Ambassador Stephen Pavane had hardly slept for two nights. Love is debilitating, the cynics said; but they were the ones, almost invariably men, who had been unsuccessful in love. He was no cynic and he had been successful in love several times, but he agreed: love could be debilitating. He had loved
Billie
with a passion that continually surprised him. He had loved his first wife, but her slow death from cancer had been a preparation for grief and loss. It had brought a void in his life, but it had not been as deep as he had expected; it had been like the filling-in of a grave from the bottom. When the headstone had been placed above her it had somehow been a release. Not a joyous one, but a relief nonetheless. There had been empty years afterwards and then Billie had come along. It had not been love at first sight, not for him, though she had said it had been for her. She had been good at flattery because in most instances she had meant it. Then, abruptly and deeply, he had fallen in love with her. And now . . .

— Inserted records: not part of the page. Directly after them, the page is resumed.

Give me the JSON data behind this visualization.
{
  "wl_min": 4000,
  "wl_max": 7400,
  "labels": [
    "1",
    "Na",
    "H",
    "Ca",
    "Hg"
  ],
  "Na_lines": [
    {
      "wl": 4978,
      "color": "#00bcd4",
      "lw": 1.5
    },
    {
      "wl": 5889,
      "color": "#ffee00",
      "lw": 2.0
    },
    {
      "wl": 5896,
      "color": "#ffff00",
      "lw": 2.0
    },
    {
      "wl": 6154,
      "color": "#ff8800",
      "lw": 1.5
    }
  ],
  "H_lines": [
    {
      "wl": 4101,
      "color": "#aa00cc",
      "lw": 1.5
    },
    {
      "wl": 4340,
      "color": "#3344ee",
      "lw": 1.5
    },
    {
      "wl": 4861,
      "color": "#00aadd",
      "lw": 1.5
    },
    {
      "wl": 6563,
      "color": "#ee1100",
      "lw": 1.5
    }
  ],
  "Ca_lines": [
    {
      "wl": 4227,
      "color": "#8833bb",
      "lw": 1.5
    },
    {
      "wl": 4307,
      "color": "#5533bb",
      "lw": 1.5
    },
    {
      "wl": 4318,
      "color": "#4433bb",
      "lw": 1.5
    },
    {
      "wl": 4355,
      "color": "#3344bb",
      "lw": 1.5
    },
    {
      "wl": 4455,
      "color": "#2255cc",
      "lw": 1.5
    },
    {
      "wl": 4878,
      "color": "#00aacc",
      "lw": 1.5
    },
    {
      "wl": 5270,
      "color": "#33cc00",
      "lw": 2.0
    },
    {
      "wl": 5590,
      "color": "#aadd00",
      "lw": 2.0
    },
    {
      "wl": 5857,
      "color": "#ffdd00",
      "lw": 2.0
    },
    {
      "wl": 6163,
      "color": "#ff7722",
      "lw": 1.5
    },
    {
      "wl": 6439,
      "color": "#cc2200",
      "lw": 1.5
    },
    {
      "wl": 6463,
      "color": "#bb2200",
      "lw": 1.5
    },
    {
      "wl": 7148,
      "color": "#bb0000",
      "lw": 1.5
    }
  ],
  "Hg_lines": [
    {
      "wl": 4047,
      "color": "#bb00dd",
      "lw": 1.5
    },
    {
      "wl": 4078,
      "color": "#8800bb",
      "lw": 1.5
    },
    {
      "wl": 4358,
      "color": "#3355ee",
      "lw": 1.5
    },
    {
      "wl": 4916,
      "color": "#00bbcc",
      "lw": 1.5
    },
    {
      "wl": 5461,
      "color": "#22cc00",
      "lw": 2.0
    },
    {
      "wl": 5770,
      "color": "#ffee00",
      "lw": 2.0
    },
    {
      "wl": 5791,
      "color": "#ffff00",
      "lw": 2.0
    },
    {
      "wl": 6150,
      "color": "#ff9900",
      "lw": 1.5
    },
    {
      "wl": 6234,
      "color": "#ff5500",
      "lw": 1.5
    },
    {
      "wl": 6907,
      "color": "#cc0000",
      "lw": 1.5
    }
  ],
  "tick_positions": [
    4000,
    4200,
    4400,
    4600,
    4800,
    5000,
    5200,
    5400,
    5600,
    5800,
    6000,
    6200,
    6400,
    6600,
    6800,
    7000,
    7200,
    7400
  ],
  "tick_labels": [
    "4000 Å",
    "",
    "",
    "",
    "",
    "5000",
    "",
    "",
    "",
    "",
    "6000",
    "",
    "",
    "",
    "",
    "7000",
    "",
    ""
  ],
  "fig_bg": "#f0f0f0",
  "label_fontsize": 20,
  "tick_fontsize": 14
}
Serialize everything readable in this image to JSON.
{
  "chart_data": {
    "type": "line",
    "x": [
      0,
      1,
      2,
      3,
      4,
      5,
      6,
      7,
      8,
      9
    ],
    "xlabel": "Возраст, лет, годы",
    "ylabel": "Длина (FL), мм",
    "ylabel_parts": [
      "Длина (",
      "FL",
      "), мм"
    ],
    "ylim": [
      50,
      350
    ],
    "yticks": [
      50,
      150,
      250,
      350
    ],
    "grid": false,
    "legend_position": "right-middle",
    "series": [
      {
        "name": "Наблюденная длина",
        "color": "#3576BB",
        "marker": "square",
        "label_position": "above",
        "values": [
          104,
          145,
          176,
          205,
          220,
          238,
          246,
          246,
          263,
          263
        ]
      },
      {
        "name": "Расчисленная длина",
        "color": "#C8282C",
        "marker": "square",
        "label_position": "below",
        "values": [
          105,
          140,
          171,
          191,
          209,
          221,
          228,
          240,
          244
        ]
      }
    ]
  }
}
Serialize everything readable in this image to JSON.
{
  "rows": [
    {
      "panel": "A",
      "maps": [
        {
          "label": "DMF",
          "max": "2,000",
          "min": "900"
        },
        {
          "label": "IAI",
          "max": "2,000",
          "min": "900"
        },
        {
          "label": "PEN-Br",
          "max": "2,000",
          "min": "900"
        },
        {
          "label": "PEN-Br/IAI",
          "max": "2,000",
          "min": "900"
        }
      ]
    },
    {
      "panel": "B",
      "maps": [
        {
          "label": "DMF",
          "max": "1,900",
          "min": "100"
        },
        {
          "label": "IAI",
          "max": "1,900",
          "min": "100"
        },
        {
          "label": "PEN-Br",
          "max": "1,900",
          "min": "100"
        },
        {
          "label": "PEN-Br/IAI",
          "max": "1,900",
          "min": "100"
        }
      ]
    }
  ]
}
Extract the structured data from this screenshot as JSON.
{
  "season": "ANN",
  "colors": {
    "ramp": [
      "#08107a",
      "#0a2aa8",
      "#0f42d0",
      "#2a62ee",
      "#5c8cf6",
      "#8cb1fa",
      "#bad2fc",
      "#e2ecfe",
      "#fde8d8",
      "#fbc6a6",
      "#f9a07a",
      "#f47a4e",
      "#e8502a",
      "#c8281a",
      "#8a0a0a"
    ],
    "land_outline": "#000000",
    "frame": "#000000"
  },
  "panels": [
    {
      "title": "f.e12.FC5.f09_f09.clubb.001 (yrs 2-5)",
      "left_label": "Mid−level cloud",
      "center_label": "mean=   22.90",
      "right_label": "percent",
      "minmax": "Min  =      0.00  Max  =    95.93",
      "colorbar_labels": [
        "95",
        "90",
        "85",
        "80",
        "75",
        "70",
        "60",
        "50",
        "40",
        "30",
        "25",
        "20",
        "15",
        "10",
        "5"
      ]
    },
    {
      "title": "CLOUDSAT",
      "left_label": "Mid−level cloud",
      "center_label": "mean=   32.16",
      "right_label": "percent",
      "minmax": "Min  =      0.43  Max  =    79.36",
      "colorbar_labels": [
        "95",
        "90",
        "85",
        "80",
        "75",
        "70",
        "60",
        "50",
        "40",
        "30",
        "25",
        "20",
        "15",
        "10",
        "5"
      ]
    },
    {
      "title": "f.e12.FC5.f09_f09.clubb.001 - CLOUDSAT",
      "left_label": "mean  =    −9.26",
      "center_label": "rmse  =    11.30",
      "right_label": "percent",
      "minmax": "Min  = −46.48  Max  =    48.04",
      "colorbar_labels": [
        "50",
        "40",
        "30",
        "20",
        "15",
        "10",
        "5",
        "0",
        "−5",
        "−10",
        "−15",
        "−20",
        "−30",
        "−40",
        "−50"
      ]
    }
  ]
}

“What?” He was in his office with Kortright, his Deputy Chief of Mission.

“Stephen—” Pavane had insisted that at their level there was no need for formality when they were alone. “You're not listening to me. Why don't you go back to the private quarters?”

“Walter, if I go back there, what do I do? Sit and stare out the window?” He sat up straight, did look out the window for a moment. It was a cold Canberra day, the trees bare, a white haze that looked like a dusting of snow on the surrounding hills. One of the Marine guards crossed the lawn, bent over against the wind in a most un-Marine-like hunch. Last night's weather report had said there had been heavy falls at Perisher and Thredbo up in the mountains and he and Billie had been planning a weekend of skiing. He looked back at Kortright. “What were you saying?”

Kortright had a bad habit of making his patience look obvious. He still had some way to go to achieve the bland hypocrisy of a true diplomat; he was aiming for the British or French models, but he had some years of learning ahead. “Roger Bodine thinks he should go up to Sydney.”